Proposition de Réforme

En définitive, pour mettre fin à l’instabilité politique à la tête des communes et surtout à la mauvaise gouvernance qui s’y prévaut, il va falloir revoir le régime juridique de l’élection des Maires. Le rôle du législateur étant aussi, d’apporter une solution aux préoccupations actuelles de la communauté, il est impératif face à la saison des crises de destitution des Maires, de réfléchir pour plus encadrer cette procédure qui est comme une épée de Damoclès qui plane sur toutes les communes.

C’est pourquoi, je propose la constitutionnalisation de l’élection des Maires au suffrage universel direct. A cet effet, les Maires seront élus directement par la population. Pour y parvenir, les partis ou groupes de partis présenteront une liste de candidats aux élections communales sur lesquelles seront identifiés clairement les candidats aux postes de Maires, d’adjoints au Maires, de chefs d’arrondissements et de chefs de villages ou de quartiers de villes. Cette réforme a plusieurs avantages qui pourraient garantir la bonne gouvernance et l’éthique électorale, à cet effet :

- Cette réforme permettra à la population, en votant pour une liste, de savoir pour qui elle vote en qualité de Maire, d’Adjoints au Maire, de chefs d’arrondissements et de villages ou quartiers plutôt que d’en donner procuration à des conseillers qui au gré de leurs intérêts du moment, trahissent la volonté des électeurs ;

- Elle mettra fin à la traitrise voire la transhumance politique de certains conseillers communaux ou locaux, qui une fois élus sur une liste de parti ou de groupes de partis, peuvent sans coup férir, refuser d’accorder leur vote au candidat désigné par le parti ou groupes de partis aux différents postes pour aller soutenir ceux des listes adverses bien que des mesures soient prises par le législateur (Article 406 alinéa 2 de la loi 2013-06 portant code électoral en République du Bénin qui dispose que « le candidat aux fonctions de maire est proposé par la liste ayant obtenu la majorité absolue des conseillers »). Plusieurs situations du genre ont été observées aux dernières élections communales.

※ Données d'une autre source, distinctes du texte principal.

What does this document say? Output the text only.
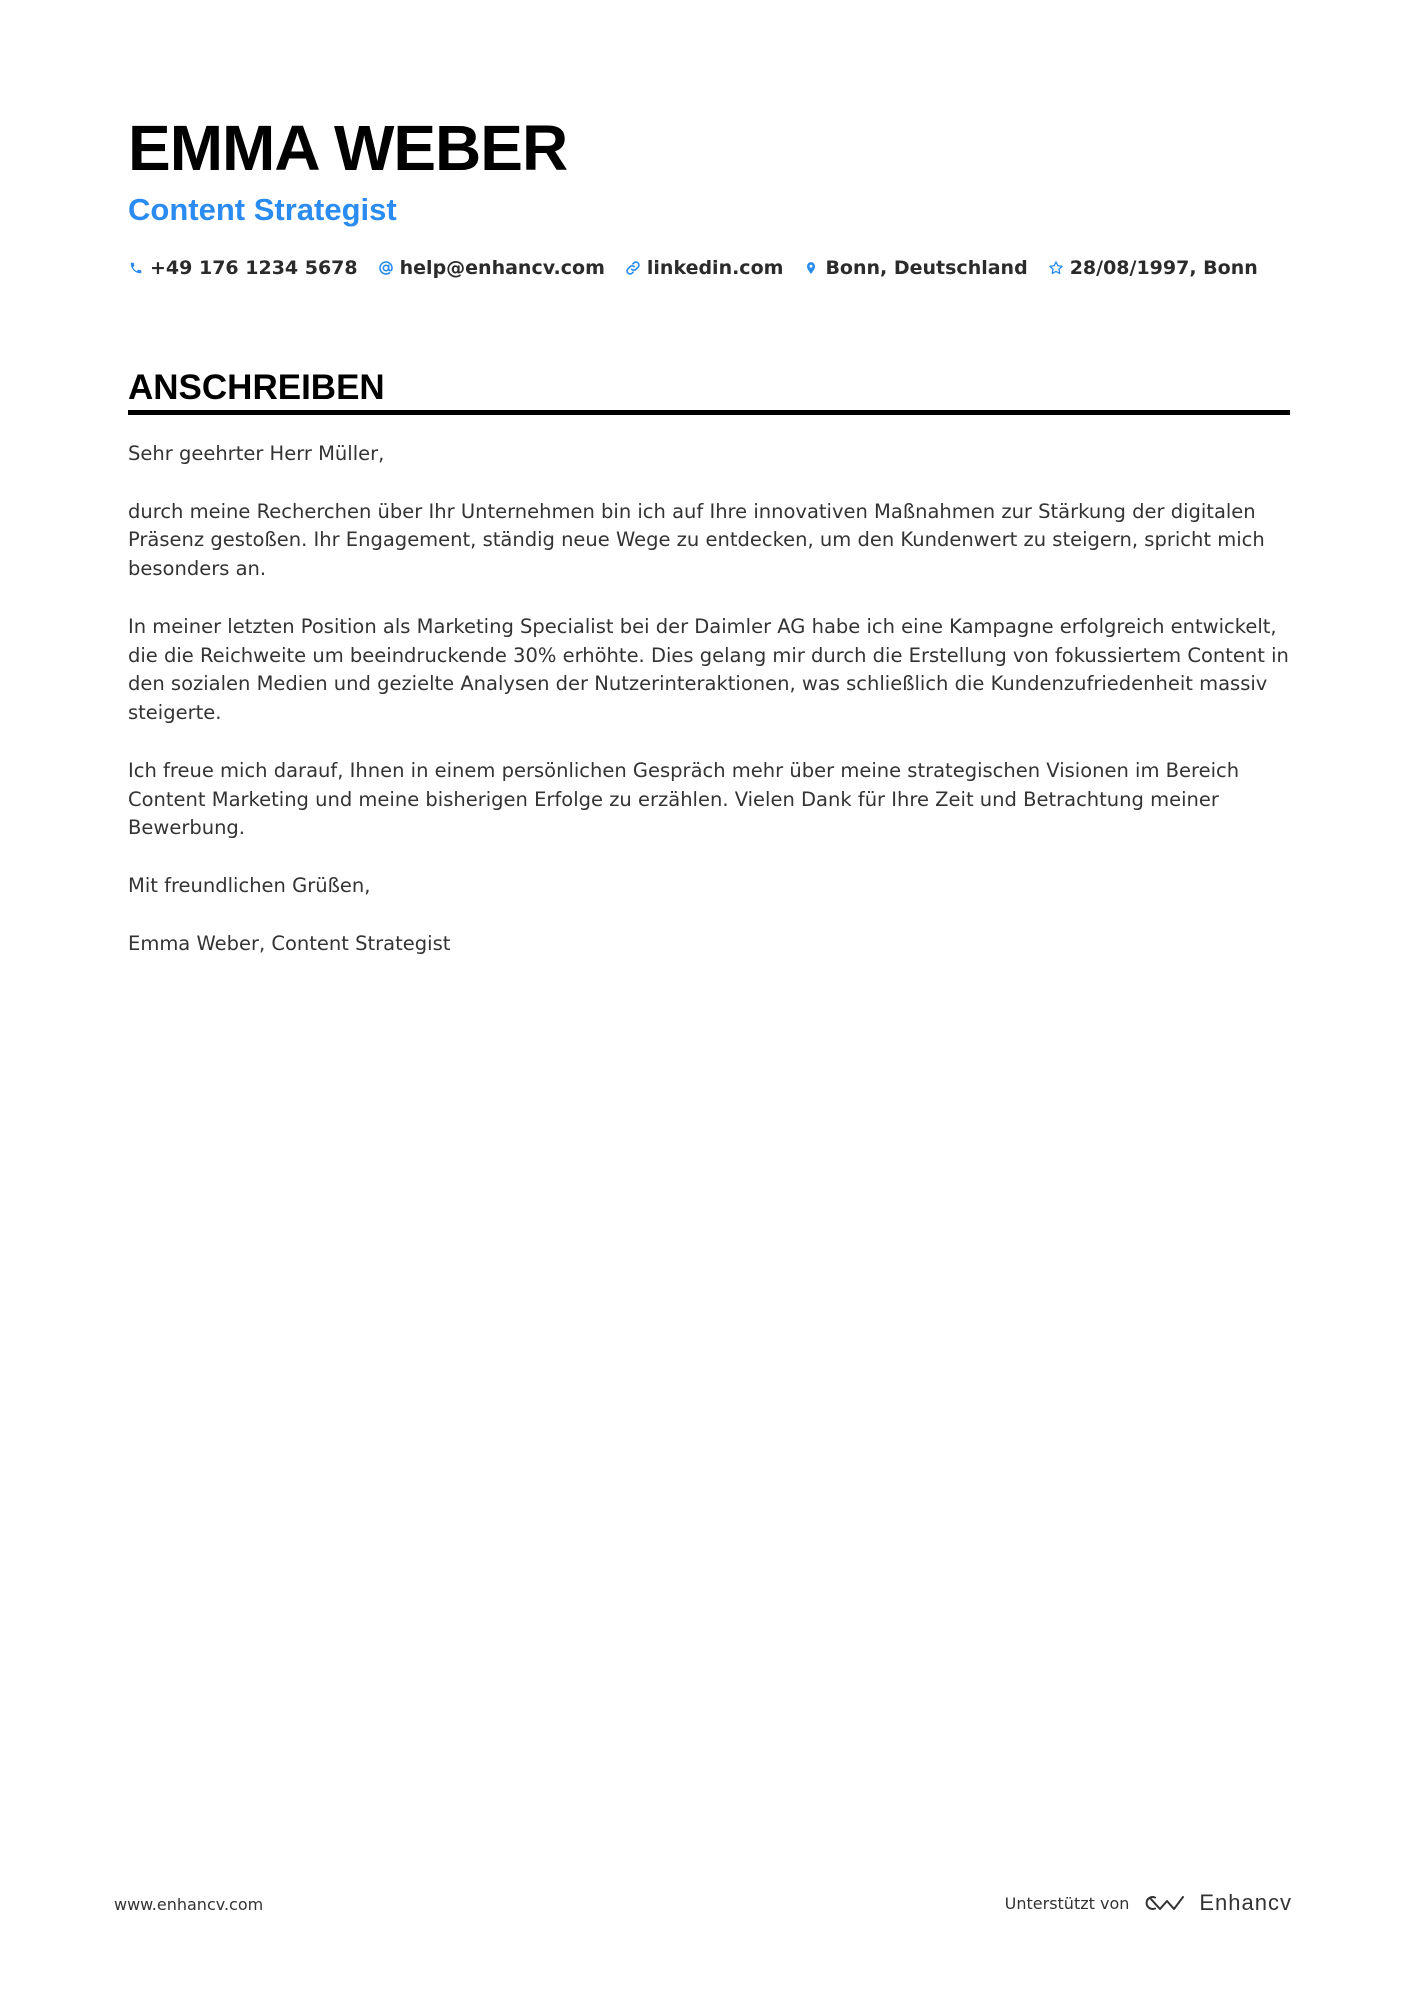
EMMA WEBER
Content Strategist
+49 176 1234 5678 help@enhancv.com linkedin.com Bonn, Deutschland 28/08/1997, Bonn
ANSCHREIBEN

Sehr geehrter Herr Müller,

durch meine Recherchen über Ihr Unternehmen bin ich auf Ihre innovativen Maßnahmen zur Stärkung der digitalen Präsenz gestoßen. Ihr Engagement, ständig neue Wege zu entdecken, um den Kundenwert zu steigern, spricht mich besonders an.

In meiner letzten Position als Marketing Specialist bei der Daimler AG habe ich eine Kampagne erfolgreich entwickelt, die die Reichweite um beeindruckende 30% erhöhte. Dies gelang mir durch die Erstellung von fokussiertem Content in den sozialen Medien und gezielte Analysen der Nutzerinteraktionen, was schließlich die Kundenzufriedenheit massiv steigerte.

Ich freue mich darauf, Ihnen in einem persönlichen Gespräch mehr über meine strategischen Visionen im Bereich Content Marketing und meine bisherigen Erfolge zu erzählen. Vielen Dank für Ihre Zeit und Betrachtung meiner Bewerbung.

Mit freundlichen Grüßen,

Emma Weber, Content Strategist

www.enhancv.com	Unterstützt von	Enhancv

- Ensuite, le Maire étant élu directement sur une liste donnée par la population, seule cette dernière aura la possibilité de lui retirer sa confiance. C’est vrai, le cas échéant, les conseillers communaux pourront enclencher la procédure par leur vote de défiance. Mais il reviendra encore une fois, à la population d’élire un nouveau Maire, sur la base des candidats qui leur seront présentés par les partis ou groupes de partis en lice.

- En outre, cette réforme permettra d’éviter les reports des élections communales, municipales et locales comme on l’a souvent constaté dans le passé. En effet, les gouvernants ne respectent scrupuleusement que les normes constitutionnelles. Depuis la conférence nationale, on n’a jamais manqué de respecter la date d’expiration du mandat des députés, encore moins celui des présidents qui se sont succédés à la tête du pays. Par contre, comme la date des élections communales et locales n’est pas constitutionnelle, le report est plus facile au point où la deuxième mandature a été prorogée jusqu’à sept ans ;

- Enfin, les Maires, avec cette forte légitimité, pourront avoir les coudées franches pour garantir une bonne gouvernance à la tête des collectivités. A défaut, ils seront vraiment tenus seuls responsables de leurs déviances. Ce qui n’est pas toujours le cas.